Namun dia tidak membalas pertanyaanku. Aneh sekali.
Sesampainya dirumah Lili membuatkanku semangkok bubur dan jus alpukat. Ia sungguh memperhatikanku layaknya seorang istri.
"Ah....nggak mungkin, aku tak boleh mengingkari janjiku," kembali ku teringat akan pesan bapak ibuku di Jakarta kalau tidak menjalin hubungan sebelum lulus kuliah. Aku benar menghormati beliau.
"Mikirin apa Rey sampai bubur didepanmu tak kau gubris?"
"Nggg...anu, itu...nggg..gak deh,"jawabku bingung.
"Apa, ayo cerita?,"paksa Lili.
"Aaaa...aku suka kamu, aku sayang kamu," tenggorokanku begitu keluh rasanya.
"Aku juga Rey,"jawabnya singkat. Aku semakin bingung. Haruskah aku bahagia karena kami mempunyai rasa yang sama atau sedih karena aku teringat janjiku.
"Terima kasih Li, tapi aku memegang amanah ibu bapakku Li. Aku tak bisa menjalin hubungan selama aku kuliah"
"Tenang Rey, sampai kapanpun aku tetap menunggu waktu itu tiba," Lili memelukku bahagia. Namun aku menyadari seseorang melihat kami dari luar jendela. Lalu orang itu menghilang. Kami menyadari kehadirannya.
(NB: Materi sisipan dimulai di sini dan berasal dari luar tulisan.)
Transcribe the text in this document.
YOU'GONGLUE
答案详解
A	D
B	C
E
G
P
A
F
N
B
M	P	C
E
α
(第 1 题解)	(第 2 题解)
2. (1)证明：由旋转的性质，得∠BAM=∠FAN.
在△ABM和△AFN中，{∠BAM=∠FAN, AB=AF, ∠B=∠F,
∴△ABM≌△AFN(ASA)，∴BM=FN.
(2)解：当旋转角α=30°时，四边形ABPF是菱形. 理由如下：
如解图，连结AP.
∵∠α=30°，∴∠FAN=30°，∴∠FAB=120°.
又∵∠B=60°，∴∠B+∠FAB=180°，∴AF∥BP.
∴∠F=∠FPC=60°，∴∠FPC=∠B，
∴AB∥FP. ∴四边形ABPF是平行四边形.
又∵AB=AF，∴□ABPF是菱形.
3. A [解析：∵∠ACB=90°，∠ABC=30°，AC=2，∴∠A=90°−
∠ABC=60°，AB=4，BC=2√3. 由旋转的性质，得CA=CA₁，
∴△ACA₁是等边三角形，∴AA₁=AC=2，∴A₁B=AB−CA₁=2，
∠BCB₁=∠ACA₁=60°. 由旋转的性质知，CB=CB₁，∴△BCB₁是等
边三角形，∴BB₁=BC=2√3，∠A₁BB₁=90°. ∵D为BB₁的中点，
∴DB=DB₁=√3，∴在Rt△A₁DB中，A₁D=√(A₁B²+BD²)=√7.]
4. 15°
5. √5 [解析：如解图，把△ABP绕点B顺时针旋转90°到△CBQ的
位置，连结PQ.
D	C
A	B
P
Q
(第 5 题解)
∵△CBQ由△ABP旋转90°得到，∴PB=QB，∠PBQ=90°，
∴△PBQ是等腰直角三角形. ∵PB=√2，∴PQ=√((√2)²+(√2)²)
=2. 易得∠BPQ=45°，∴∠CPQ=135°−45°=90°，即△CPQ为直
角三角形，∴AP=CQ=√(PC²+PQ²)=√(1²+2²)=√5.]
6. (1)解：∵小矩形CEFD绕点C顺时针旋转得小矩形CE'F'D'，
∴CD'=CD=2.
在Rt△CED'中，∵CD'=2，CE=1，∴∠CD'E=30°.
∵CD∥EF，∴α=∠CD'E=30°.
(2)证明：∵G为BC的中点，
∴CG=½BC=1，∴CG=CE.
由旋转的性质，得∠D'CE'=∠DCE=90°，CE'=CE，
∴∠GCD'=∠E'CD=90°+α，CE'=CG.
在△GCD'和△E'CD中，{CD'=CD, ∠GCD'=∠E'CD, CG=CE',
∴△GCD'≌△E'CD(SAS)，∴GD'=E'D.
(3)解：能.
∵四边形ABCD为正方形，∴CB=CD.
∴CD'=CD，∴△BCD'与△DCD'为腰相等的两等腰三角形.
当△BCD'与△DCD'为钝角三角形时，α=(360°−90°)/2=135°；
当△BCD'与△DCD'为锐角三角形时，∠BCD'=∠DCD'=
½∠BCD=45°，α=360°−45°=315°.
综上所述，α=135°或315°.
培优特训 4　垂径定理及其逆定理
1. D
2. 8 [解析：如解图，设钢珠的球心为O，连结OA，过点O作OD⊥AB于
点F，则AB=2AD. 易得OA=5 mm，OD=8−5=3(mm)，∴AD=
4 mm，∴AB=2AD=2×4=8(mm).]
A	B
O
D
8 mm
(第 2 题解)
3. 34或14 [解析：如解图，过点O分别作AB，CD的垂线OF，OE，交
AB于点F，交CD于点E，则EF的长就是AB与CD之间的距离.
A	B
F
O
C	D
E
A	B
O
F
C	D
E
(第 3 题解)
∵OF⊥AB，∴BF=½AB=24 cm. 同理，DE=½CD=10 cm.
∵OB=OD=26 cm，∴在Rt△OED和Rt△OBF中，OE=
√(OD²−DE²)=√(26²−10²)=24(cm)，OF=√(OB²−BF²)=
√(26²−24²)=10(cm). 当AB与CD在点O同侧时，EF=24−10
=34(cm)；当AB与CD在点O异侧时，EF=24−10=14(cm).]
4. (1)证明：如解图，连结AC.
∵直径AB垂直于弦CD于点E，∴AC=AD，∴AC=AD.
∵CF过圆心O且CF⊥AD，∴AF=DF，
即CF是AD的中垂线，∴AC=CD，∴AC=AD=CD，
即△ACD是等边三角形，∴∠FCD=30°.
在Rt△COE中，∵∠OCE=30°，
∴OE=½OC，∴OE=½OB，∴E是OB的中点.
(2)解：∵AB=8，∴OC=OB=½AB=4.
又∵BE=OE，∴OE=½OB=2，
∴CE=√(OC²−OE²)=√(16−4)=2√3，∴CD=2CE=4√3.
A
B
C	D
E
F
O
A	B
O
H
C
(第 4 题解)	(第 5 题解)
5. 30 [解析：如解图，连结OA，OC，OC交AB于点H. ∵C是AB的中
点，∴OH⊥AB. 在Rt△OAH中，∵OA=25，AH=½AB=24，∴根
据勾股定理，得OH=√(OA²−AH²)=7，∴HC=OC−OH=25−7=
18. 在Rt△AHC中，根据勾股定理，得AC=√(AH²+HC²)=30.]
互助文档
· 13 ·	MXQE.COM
Sore harinya kami mempunyai janji untuk mengajari masyarakat desa untuk membatik. Kegiatan ini kami tujukan agar warga disini mempunyai keahlian yang bisa dijadikan modal untuk mencari peruntungan. Setelah sholat ashar aku, Lili, Didit, Arif pergi menuju desa wilayah barat. Sedangkan ke empat teman lainnya berada di wilayah rumah kost kami. Suasana tempat yang akan dijadikan latihan sangat ramai sekali. Banyak dijumpai gerobak-gerobak es yang berjejer di tepi jalan. Semua warga menyambut gembira kedatangan kami. Hampir 50 orang ikut berpartisipasi baik laki-laki maupun perempuan. Tahap pertama menggambar pola selesai. akhirnya tahap yanh ditunggu-tinggupun tiba. Seusai sholat maghrib kami mulai mewarnai kain putih polos itu.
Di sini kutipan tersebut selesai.